Mais il se peut que tout simplement tu sois mon ami. Je te recevrai donc par amour pour toi, tel que tu es. Si tu boites je ne te demanderai point de danser. Si tu hais tel ou tel je ne te les infligerai point comme convives. Si tu as besoin de nourriture, je te servirai.
Je n'irai point te diviser pour te connaître. Tu n'es ni cet acte-ci, ni tel autre, ni leur somme. Ni cette parole-ci, ni telle autre, ni leur somme. Je ne te jugerai ni selon ces paroles ni selon ces actes. Mais je jugerai ces actes comme ces paroles selon toi.
J'exigerai ton audience en retour. Je n'ai que faire de l'ami qui ne me connaît pas et réclame des explications.
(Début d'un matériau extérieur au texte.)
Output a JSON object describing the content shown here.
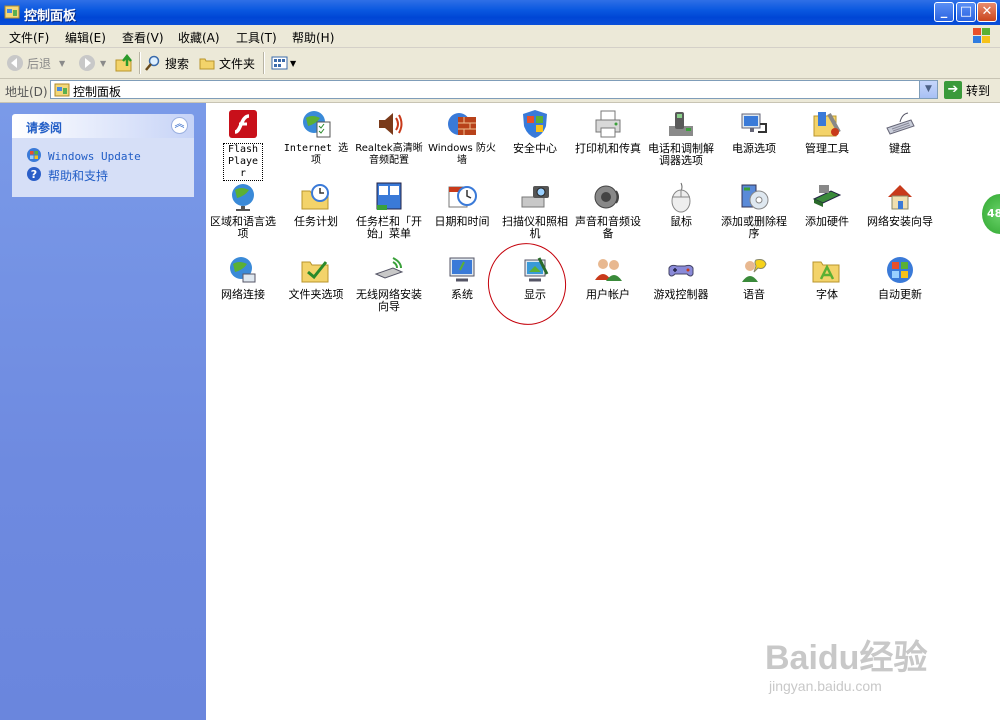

Je n'ai point le pouvoir de me transporter dans le faible vent des paroles. Je suis montagne. La montagne se peut contempler. Mais la brouette ne te l'offrira point.
Comment t'expliquerai-je ce qui n'est point d'abord entendu par l'amour? Et souvent comment parlerai-je? Il est des paroles indécentes. Je te l'ai dit de mes soldats dans le désert. Je les considère en silence, aux veilles de combat. L'empire repose sur eux. Ils mourront pour l'empire. Et leur mort leur sera payée dans cet échange. Je connais donc leur ferveur véritable. Que m'enseignerait le vent des paroles? Qu'ils se plaignent des ronces, qu'ils haïssent le caporal, que la nourriture est avare, que leur sacrifice est amer?… Ainsi doivent-ils parler! Je me méfie du soldat trop lyrique. S'il souhaite de mourir pour son caporal, probable est qu'il ne mourra point, trop occupé à te débiter son poème. Je me méfie de la chenille qui se croit amoureuse des ailes. Celle-là n'ira point mourir à soi-même dans la chrysalide. Mais sourd au vent de ses paroles, à travers mon soldat je vois qui il est, non qui il dit. Et celui-là, dans le combat, couvrira son caporal de sa poitrine. Mon ami est un point de vue. I ai besoin d'entendre parler d'où il parle car en cela il est empire particulier et provision inépuisable. Il peut se taire et me combler encore. Je considère alors selon lui et je vois autrement le monde. De même j'exige de mon ami qu'il sache d'abord d'où je parle. Alors seulement il m'entendra. Car les mots toujours se tirent la langue.